A single glowing strand travelled from the woman’s hand into the plant, flushing it from tawny yellow to vivid green.
‘The ichor of those who have died is still part of Gaia. Their life-threads are merely dispersed, part of a tree, a fish, a bird, another mortal. From the earth we are born and to the earth we shall return.’
Voices wafted down from the hillside, carried by the wind.
Metis glanced up towards the hut. ‘I best check on those companions of yours. Stay here and practise communing with the Mother.’
Danae nodded slowly as Metis scampered up the hillside.
She sighed and wandered for a while beside the lake, then through the bushes surrounding it, trailing her fingers through their rich, verdant leaves. She held on to the warmth she’d felt when Atalanta and Telamon agreed to help her. She was not alone.
Take their threads, whispered the voice. You will need to be strong for what is to come.
It sounded distant somehow, as though the voice was but an echo cast from far away. She paid it no heed.

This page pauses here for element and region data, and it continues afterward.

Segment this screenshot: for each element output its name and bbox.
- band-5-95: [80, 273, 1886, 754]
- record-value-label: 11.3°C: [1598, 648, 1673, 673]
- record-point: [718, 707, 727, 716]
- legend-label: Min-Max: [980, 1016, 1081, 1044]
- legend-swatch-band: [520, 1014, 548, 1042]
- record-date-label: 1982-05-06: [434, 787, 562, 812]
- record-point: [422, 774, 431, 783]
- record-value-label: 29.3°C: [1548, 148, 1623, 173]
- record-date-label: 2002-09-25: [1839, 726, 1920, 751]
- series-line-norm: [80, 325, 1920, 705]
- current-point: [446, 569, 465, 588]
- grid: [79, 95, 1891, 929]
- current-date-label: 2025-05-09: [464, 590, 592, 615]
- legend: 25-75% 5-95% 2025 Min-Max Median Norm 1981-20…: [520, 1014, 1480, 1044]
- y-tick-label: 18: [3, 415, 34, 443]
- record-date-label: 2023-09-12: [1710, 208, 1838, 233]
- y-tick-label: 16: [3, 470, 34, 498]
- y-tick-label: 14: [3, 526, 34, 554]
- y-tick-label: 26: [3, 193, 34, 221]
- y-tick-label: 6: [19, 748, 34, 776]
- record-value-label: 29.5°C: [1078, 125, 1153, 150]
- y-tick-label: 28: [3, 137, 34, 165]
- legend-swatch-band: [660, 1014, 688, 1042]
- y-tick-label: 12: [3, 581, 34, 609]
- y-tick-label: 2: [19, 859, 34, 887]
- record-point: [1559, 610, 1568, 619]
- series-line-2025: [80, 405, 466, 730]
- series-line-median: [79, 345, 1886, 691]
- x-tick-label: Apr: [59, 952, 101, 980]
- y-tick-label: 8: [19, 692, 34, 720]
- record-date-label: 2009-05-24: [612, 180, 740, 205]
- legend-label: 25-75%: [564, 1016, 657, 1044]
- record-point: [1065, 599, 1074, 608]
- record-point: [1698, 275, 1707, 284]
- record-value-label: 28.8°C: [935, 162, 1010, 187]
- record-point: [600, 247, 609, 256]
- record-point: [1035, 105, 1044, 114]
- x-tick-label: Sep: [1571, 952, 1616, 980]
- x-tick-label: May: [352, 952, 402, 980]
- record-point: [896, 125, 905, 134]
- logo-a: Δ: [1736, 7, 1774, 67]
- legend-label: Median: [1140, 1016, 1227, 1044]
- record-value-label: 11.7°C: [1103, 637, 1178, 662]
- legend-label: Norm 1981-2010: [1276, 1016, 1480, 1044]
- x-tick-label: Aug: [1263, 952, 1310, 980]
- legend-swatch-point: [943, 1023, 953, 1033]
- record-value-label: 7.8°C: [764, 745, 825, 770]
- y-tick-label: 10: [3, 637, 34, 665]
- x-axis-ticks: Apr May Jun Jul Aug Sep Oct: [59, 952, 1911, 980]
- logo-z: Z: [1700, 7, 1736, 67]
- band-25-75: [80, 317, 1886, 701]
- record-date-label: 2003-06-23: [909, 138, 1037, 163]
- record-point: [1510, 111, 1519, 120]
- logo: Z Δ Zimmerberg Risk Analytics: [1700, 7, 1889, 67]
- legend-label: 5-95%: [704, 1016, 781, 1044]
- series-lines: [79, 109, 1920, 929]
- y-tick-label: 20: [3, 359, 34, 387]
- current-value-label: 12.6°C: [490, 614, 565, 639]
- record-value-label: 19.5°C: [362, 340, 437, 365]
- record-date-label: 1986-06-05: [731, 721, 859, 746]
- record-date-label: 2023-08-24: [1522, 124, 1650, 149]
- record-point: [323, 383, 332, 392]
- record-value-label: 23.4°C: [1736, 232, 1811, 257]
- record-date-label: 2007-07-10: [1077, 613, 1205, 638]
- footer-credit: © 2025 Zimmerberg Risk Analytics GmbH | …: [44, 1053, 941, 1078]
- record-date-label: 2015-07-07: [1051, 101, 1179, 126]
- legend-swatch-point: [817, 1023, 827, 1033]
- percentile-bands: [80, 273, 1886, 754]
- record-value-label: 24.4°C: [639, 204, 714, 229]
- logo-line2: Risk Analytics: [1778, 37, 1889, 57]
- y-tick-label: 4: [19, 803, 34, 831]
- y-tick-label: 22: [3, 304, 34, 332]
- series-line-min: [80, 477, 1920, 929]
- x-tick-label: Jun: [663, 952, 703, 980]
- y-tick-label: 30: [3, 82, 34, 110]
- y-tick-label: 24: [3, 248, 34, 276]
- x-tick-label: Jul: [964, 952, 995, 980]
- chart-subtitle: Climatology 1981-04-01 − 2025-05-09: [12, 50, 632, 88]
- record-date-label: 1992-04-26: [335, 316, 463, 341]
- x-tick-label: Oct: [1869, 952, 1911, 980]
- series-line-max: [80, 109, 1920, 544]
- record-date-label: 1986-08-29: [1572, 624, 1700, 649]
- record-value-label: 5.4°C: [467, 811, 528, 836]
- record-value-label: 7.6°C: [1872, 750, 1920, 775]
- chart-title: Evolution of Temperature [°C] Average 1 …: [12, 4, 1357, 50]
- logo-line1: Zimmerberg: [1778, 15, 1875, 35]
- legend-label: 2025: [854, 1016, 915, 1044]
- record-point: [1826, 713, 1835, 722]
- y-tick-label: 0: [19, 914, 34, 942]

Eventually, eyes heavy with the heat of the sun, she found the enclave of bushes and saplings where Metis had hidden Telamon and Atalanta’s rowing boat.
She sank down into its belly, stretching against its sun-warmed planks.
Then she closed her lids and concentrated on the web of glowing threads circulating through her, but try as she might, without touching the omphalos shard she could not extend her consciousness to any part of the tapestry of life outside of her own body.
Her mind wandered as the heat-hazed air drifted over her skin, speckles of sunlight dappling her face through the leaves above.
Then she heard movement and opened her eyes.
Still soporific, she raised her head and peered over the lip of the boat through the foliage beyond. A pile of weapons lay on the bank of the lake, and beside them, a silver breastplate.
Danae’s breath snagged in her throat as Atalanta’s scarred legs stalked across her vision. Shifting ever so slowly, Danae moved her eye towards the gap in the foliage and stared through her leaf-framed window at the lake.
Atalanta stood on the bank, her naked body gleaming in the sunlight. Danae’s eyes ached but she did not blink, did not dare draw breath as she watched the sweat trickle down the groove of the warrior’s spine to the toned muscles beneath.
Something stirred in the base of her stomach as Atalanta waded into the lake, the water rippling across her rich brown skin.
Then she submerged, and it felt like an age before she broke the surface, whipping back her braids to spray the air with glistening beads.
The simmering within Danae became a drumbeat thumping through her chest, her gut, her thighs.
She was transfixed by each pearly droplet trailing down the soft curves of Atalanta’s breasts, and the rest of her taut, battle-hardened body.
Danae’s pulse raced faster and faster, her lungs shrinking until she struggled to breathe. Longing transformed into nausea as a chill crept up her spine and her scalp prickled. Then the ghostly imprint of bony fingers scraped through her hair.
Gasping, she hurled herself out of the boat, crawling so fast she grazed her knees. Once clear of the trees, she broke into a run.